I love pull-ups because they are the epitome of a challenging bodyweight compound exercise, meaning they target multiple muscle groups and joints simultaneously. If you can do them with just your own weight, great, but they are also endlessly scalable using one of the best resistance bands.
Don’t worry if you can’t do pull-ups yet, or you’re just looking for another way to build your back and biceps. All you need to start with is to improve foundational upper-body strength. And you can achieve this using a bodyweight exercise that targets the same muscle groups, but with a horizontal pulling motion rather than a vertical one.
Here’s how to do the bodyweight row and why I recommend it as a pull-up alternative. Plus, these are the benefits of building strength in your back and biceps.
What are the benefits of pull-ups?
 
Pull-ups are a bodyweight strength exercise, and many gym-goers see them as the gold standard for natural upper-body strength.
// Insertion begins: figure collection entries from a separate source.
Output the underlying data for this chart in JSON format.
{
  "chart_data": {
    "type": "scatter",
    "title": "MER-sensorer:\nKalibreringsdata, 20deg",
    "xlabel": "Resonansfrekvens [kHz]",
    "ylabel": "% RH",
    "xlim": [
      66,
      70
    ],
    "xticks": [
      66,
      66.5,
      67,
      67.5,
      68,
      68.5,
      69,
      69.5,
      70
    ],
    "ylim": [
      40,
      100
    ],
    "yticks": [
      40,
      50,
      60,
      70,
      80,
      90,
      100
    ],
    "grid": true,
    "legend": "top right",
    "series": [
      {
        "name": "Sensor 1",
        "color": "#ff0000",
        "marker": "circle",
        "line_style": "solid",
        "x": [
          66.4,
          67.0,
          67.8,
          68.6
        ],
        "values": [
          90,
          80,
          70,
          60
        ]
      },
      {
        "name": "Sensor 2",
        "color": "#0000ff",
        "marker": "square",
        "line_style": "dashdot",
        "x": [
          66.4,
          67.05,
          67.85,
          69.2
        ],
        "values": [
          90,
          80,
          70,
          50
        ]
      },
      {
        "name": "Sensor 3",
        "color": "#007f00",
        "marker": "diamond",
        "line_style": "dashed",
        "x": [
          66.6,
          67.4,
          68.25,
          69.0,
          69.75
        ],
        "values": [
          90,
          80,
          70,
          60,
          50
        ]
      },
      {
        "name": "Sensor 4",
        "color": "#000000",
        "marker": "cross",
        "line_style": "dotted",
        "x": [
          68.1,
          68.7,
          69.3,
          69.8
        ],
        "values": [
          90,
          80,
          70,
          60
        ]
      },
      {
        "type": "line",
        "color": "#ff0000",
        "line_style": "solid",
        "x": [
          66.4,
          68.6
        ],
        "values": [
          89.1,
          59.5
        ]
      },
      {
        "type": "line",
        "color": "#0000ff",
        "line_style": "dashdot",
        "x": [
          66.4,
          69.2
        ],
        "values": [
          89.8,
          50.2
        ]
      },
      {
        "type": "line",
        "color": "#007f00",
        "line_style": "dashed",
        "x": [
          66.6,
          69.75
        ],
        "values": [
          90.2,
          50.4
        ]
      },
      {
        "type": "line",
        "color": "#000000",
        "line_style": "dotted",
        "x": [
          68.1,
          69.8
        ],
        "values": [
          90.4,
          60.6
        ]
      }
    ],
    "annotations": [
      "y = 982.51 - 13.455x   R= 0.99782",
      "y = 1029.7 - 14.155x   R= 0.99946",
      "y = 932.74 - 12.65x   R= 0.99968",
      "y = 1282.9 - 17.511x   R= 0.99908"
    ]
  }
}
But there are functional training benefits as well, like being able to pull your own bodyweight upward. That translates to situations like climbing or pulling yourself out of water.
The exercise mainly strengthens your upper body muscles, like your biceps, shoulders and back. It also improves forearm and grip strength and requires your core for stabilization. Of the back muscles, these include the latissimus dorsi, teres major, posterior deltoids and mid to lower traps, plus a little emphasis on the pectoralis major, depending on your grip (palms toward you, which is a chin-up).
It’s worth learning the difference between pull-ups versus chin-ups; most people find chin-ups easier, and it’ll work your biceps and pecs slightly differently.
Can beginners do pull-ups?
It depends entirely on your experience with exercise and, to some degree, how you’re built. I’ve found that even without much practice, I’ve always been able to maintain a couple of pull-ups unaided, and that is in part because I have high levels of relative strength. Think of a gymnast; these people have high relative strength, which means they are strong compared to their body size.
You might also find pull-ups fairly easy if you’ve developed the relevant muscle groups through other means of exercise or sports. For most of us, it takes time to build the strength and skill to perform them.
There are a few movements that will help you get there, and these include inverted rows or Australian pull-ups. I would aim to get strong at these before moving to pull-ups with a resistance band, because I’ve always been taught it’s usually better to work at strengthening your muscles first with your bodyweight and learning the correct movement patterns before relying on other means.
One bodyweight exercise I love is the bodyweight ring row; you can switch rings for TRX or suspension trainers. It builds foundational strength before you head to the bar, and improves stability and coordination.
How to do the bodyweight ring row
 
The bodyweight ring row is a pulling exercise that can improve gymnastic skills and help with pulling power, strengthening your back and biceps like a pull-up does.
How:
- Set up gymnastics rings or a bar in front of you. The handles should be between hip and chest height, depending on how vertical you want to be.
 - Grip the rings overhand or neutral, engage your core and place your feet on the ground hip-width apart.
 - Lean back and extend both arms shoulder-width apart. Ensure your body forms a straight line from head to toe.
 - Bend your elbows and pull your body upward as far as you can, drawing your elbows back and squeezing your shoulder blades together.
 - Lower to the starting position. Repeat for reps.
 
Verdict
There are plenty of variables to play around with to make this exercise harder or easier. Stepping your feet further away will make the exercise more challenging, whereas walking your feet closer to a standing position will make it easier. A neutral grip creates a narrower position, whereas an overhand grip creates a wider movement pattern and closely mimics a standard pull-up.
Gymnastics rings are fantastic at freeing up your range of motion, challenging balance, stability and coordination without the rigidity of bars. Suspension trainers are similar in this way, and you can adjust the height of the rings and suspension handles to suit your exercise.
The most well-known suspension training brand is TRX, and you can pick up options for home gyms with adjustable straps, a door anchor and combined foot cradles and handles.
Take your time practicing the full range of motion and moving with control as you lower your body weight every rep, utilizing time under tension — keeping muscles contracted for longer. I recommend aiming for 8-12 reps and 3-4 sets, gradually increasing the difficulty by adjusting the height of the handles or your body.
As master Hyrox trainer, Jake Dearden, explained to my fellow writer when she was learning to do a first pull-up: “There’s merit in building strength in the muscles individually, but it is better to train them simultaneously.” The main reason is that you’re training muscles to recruit together the way they would during the pull-up itself.
Barbell bent-over rows, seated rows, assisted pull-ups and other multi-muscle pulling exercises will help you develop the prerequisite strength to pull your own body weight over the bar. But that doesn’t mean that isolation exercises like biceps curls don’t have a place in your workouts; we just recommend prioritizing compound exercises.